Pagi dini hari ini, kumandang takbir dan tahmid mengalun terus menerus, menandakan hari raya yang dinanti tiba. Guyuran air es di tengah pagi buta tidak menyurutkan langkahku. Setiap senti kulitku terbilas air, sabun, shampo, air lagi hingga tak tersisa kulit kering. Seperti yang selama ini diajarkan Aliman tentang cara bersuci, tubuhku bertahan melawan gigilan yang mengigit. Gigiku gemeletuk menahan dingin. Namun hatiku panas membara.

Aliman memberiku sarung, baju muslim, sajadah, dan peci. Semua pakaian dan peralatan sholat itu baru, seperti diriku yang telah terlahir kembali menjadi "Manusia Baru". Pengurus Masjid yang telah dihubungi Aliman berkumpul. Semuanya sekitar lima belas orang. Mereka menyalamiku, mempersilahkanku ramah memasuki teras Masjid. Tetua desa sekaligus merangkap modin duduk berhadapan denganku. Aliman di sampingnya. di belakangku, duduk seluruh pengurus Masjid. Termasuk Misto.

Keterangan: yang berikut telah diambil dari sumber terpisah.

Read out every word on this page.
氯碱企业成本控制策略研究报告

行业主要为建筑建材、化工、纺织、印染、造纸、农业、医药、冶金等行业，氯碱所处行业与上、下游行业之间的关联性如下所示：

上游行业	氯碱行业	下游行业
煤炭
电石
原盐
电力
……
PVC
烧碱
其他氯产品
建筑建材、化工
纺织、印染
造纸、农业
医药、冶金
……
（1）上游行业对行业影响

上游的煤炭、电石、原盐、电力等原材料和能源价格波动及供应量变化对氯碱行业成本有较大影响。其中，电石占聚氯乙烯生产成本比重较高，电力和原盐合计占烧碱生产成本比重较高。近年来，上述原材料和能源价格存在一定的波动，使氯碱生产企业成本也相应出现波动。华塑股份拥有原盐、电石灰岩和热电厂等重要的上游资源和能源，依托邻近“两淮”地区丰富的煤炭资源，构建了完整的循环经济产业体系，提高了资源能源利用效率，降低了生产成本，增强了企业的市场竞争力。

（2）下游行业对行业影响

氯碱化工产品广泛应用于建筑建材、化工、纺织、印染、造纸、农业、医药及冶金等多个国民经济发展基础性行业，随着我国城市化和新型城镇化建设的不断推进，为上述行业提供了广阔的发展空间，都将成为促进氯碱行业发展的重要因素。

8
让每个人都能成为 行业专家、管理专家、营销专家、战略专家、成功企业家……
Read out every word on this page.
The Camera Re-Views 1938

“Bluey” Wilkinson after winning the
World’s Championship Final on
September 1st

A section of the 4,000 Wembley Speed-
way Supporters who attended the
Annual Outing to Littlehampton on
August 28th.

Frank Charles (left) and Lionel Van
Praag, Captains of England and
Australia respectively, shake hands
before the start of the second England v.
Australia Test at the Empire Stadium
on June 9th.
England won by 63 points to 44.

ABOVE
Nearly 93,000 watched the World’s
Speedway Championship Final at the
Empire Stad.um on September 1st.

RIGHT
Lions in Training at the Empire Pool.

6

Sebelum prosesi ikrar kalimat syahadat meluncur, mantan sopirku itu tergopoh datang. Seseorang atas suruhan Aliman memberi kabar tentang apa yang akan kulakukan. Dia duduk di deretan ke dua, memberi isyarat padaku untuk melanjutkan prosesi. Saat dua kalimat syahadat dalam Bahasa Arab dan diikuti dalam Bahasa Indonesia meluncur lancar dari bibirku, semua yang hadir bertakbir. Mereka menyalamiku kembali, memelukku, membisikkan kalimat peneguhan untuk istiqamah di jalanNya. Hatiku bergetar hebat. Pelukan dari mereka yang menjadi saudara baruku dalam iman menyalurkan getaran haru yang tak bisa kubendung. Aku menangis sesenggukan di bahu Misto. Sopirku di kehidupan kerja ini memelukku erat. Berkali-kali dia mengucapkan kata "Saudaraku".

Selepas perjalanan ini, setelah kembali ke dunia kerja di Bali, akankah hubungan antara bawahan dan majikan bisa berlangsung seperti sedia kala. Tak sanggup aku menerima ucapan "Mister" lagi darinya. Tak mungkin aku tega melihat saudara baruku ini mengangkat tas, menunggu di parkiran hingga larut malam.